Bummy's boy I think was his only child...I'm not positive. I don't know what his relationship with Christ was. I never did know him well enough to have an opinion of him, but any judgement anyway is strictly between him and God. But I do know where my wife, Christy, Ryan, Nick and Don Gutshall stand. We each cluster daily beneath the cover of the cross and allow the blood of our Savior to flow again. The days apart were tough, the nights sometimes almost intolerable. But on a cold January night when a young man found his life too painful to bear and decided to end it, our lives found us gathered together thanking God for a prosperous year.....and my old friend sat in the grief of his dying child's blood. I made up my mind right then, I had spent years harboring a grudge against someone I had no reason not to call a friend. God's road is not always pointed in the direction we want to go. There's rocks, thorns and more than a few rickety bridges to cross. But he always has a destination. I wound up where God intended, and instead of counting it as a blessing, I had nurtured it as a grudge.
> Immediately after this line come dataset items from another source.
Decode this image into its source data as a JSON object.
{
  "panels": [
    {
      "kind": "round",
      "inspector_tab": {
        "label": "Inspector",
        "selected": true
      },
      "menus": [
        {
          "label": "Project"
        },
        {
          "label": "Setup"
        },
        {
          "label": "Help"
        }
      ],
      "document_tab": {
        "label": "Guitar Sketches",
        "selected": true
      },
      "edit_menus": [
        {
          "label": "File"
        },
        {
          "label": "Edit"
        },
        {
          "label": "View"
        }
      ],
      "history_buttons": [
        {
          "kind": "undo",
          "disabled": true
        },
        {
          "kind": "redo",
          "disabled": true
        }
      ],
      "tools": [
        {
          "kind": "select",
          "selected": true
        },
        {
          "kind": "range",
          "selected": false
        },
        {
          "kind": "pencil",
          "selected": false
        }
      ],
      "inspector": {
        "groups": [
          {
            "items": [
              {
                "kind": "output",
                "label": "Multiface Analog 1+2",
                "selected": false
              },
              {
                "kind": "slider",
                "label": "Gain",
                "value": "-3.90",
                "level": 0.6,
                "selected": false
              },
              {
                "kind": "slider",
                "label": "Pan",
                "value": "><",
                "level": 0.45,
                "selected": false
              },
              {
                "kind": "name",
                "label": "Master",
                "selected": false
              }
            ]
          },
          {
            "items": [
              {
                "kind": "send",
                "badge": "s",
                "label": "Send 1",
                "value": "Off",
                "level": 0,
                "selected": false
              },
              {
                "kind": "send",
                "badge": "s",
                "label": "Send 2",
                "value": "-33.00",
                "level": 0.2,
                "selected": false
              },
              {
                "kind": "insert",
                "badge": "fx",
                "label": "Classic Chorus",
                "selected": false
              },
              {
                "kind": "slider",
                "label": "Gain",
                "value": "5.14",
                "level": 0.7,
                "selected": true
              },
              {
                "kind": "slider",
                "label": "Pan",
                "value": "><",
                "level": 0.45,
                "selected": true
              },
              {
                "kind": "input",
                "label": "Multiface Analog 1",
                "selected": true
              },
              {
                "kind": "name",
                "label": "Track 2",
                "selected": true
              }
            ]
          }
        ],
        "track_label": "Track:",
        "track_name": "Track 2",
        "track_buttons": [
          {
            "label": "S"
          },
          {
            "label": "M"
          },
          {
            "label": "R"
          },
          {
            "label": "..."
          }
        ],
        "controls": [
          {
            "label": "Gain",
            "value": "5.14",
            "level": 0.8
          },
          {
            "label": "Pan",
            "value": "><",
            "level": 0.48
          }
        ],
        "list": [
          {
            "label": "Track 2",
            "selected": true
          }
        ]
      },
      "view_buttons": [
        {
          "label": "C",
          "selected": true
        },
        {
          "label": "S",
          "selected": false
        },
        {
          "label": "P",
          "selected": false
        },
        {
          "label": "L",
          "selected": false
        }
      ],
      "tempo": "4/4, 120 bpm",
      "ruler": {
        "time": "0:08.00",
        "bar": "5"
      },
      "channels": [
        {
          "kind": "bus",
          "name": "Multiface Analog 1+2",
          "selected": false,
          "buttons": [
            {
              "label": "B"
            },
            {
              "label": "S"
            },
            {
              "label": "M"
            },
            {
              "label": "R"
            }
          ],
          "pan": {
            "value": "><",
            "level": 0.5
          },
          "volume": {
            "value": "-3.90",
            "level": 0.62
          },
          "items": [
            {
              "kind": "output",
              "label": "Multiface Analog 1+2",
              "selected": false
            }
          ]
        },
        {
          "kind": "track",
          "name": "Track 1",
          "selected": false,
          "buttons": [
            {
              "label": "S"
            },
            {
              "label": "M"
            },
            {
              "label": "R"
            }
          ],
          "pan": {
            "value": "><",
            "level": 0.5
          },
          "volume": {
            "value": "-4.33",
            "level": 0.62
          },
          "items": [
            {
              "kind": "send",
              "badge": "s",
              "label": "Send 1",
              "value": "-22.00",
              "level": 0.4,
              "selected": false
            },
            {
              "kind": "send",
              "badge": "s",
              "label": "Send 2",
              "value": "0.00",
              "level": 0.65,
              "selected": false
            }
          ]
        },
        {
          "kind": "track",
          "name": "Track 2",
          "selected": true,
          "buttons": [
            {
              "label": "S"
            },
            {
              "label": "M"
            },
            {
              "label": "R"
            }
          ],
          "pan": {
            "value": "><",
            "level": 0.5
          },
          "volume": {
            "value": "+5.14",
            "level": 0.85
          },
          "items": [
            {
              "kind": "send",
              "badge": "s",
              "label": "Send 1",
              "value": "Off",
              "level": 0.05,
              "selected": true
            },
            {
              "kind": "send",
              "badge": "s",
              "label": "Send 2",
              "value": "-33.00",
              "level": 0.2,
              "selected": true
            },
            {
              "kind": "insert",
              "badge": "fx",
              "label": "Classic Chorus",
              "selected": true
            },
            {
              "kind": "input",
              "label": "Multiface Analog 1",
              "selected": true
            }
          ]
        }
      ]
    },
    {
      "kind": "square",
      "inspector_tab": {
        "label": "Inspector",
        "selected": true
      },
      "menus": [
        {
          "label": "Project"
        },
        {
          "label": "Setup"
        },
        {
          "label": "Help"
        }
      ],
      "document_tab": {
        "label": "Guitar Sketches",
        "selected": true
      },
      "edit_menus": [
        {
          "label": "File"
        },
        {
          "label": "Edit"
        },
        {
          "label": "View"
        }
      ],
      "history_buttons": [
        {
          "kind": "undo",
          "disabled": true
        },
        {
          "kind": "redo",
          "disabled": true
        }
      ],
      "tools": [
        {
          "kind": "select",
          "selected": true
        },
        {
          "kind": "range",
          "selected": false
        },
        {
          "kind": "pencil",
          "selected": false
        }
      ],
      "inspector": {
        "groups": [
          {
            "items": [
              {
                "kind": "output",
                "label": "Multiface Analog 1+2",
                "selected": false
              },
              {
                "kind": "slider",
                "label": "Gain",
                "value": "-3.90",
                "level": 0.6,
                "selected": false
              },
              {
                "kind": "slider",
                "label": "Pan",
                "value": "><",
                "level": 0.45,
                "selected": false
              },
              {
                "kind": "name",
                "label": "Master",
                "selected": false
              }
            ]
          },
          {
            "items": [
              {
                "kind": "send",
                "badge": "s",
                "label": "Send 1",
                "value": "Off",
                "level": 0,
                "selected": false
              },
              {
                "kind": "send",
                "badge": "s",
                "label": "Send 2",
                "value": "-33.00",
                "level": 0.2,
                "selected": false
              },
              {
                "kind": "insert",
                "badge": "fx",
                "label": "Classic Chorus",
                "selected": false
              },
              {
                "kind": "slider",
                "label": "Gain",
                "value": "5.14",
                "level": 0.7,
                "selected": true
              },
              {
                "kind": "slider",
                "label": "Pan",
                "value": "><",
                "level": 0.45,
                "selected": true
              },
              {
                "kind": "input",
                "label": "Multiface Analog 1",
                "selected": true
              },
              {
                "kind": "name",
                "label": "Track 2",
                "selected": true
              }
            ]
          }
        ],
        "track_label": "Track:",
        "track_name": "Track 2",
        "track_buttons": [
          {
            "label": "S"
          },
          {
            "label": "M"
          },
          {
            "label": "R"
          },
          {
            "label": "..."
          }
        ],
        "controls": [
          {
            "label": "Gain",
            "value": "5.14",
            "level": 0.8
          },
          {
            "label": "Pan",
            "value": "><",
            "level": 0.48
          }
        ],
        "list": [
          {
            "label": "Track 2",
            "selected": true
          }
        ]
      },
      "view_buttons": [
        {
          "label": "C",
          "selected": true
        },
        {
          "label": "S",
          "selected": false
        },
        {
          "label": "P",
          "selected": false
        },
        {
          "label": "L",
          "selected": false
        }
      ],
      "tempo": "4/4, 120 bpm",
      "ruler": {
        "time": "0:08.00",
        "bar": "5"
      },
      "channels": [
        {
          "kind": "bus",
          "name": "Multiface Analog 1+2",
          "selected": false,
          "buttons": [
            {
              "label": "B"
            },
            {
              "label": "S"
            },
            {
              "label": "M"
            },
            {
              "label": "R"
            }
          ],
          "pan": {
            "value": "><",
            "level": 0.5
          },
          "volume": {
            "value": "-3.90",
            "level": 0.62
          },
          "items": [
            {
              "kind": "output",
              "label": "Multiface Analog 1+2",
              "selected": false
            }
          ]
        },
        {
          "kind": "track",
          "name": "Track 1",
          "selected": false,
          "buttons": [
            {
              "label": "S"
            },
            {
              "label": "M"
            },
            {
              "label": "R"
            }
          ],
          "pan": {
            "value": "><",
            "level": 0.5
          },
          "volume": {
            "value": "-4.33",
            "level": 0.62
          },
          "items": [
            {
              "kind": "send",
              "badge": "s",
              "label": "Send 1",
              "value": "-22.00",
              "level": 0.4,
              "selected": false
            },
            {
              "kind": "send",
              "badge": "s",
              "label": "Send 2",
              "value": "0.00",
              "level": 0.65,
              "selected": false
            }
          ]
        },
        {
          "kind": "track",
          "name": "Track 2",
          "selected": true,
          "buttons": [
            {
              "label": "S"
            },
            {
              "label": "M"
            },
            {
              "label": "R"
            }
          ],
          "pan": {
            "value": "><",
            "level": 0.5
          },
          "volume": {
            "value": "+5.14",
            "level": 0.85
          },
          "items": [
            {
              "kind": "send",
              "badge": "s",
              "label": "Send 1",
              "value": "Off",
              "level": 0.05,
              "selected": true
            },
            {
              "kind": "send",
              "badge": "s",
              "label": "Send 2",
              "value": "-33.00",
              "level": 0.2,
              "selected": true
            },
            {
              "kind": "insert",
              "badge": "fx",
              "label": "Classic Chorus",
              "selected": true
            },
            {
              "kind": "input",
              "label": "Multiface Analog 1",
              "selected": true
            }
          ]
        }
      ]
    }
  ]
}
I sent Bummy a card and a Book of the word of God that week. I prayed for him often and asked often during the following days for the courage to call him and to give me the words to say. Well, today the circle closed. I talked with my old friend for about forty five minutes. He's still grieving, and there's not a lot I could say to make it any better. Only our Lord has that salve. I will still commit to pray for Bummy. Our lives have taken divergent paths since that conversation in early 1997. Bummy was not my enemy, he was a tool God used to pry me away from a place I didn't belong. God knew Bummy was the best man to be Sheriff of Taylor County and he knew he had other plans for me in another place. Bummy Williams is actually a man you just can't help but like. He is a charming, low key guy with a real genuine love for his community. Over the years I found myself forced to rely more and more on my Lord. More and more...he delivered. How easily things could have been different and I could be Sheriff of Taylor County Florida....but at what price might it have been? Save for the Grace of My God, might I have been sitting on the floor holding a dying son on that night this past January? God himself only knows these things....but I do know this....But for the Grace of God...There go I...

Today I go daily to an office I find hard to consider work. Surrounded by people who I love greatly and admire. We live in a community of prosperity compared to Quitman and great riches compared to Perry. It seemed that the more I abandon the worry and chase of financial gain...the more God blessed me. The more I gave, the more he returned. God finally revealed the truth to me on these matters....contentment IS the only true wealth. I have found God's calling of missions in my life. I'm blessed with friends from many communities, and the knowledge that I served my Lord at every stop. I've taught sunday school and served as a Deacon in three Churches in three different Communities. Worked with youth and ministered at every stop. Countless friends have enriched the lives of me and my family. My children all know there is a world bigger than Perry, Florida. Perry these days is sort of hollow to drive through. I think I referred to it in an earlier post as "hearing an echo rather than a voice". The place is dying and I don't know what the future holds for them. The population falls every census and it just has a forgotten look and desperate feel. If not for God's painful pruning of my branches...might I still be there? There was a particular path and purpose all along he had in mind for me. Who, but God, is wise enough to conjoin law enforcement and ministry.....He can do all things. And I live a life of comfort contentment.

Go hug your family....and whatever path God has you on today....walk it closely, and with a grateful heart. Listen carefully to his direction. The path may have a fork at the most unexpected moment. What seems a curse may well be the greatest blessing of all.

God Bless you Bummy, I hurt for you and pray ernestly for God's Grace upon you and your family.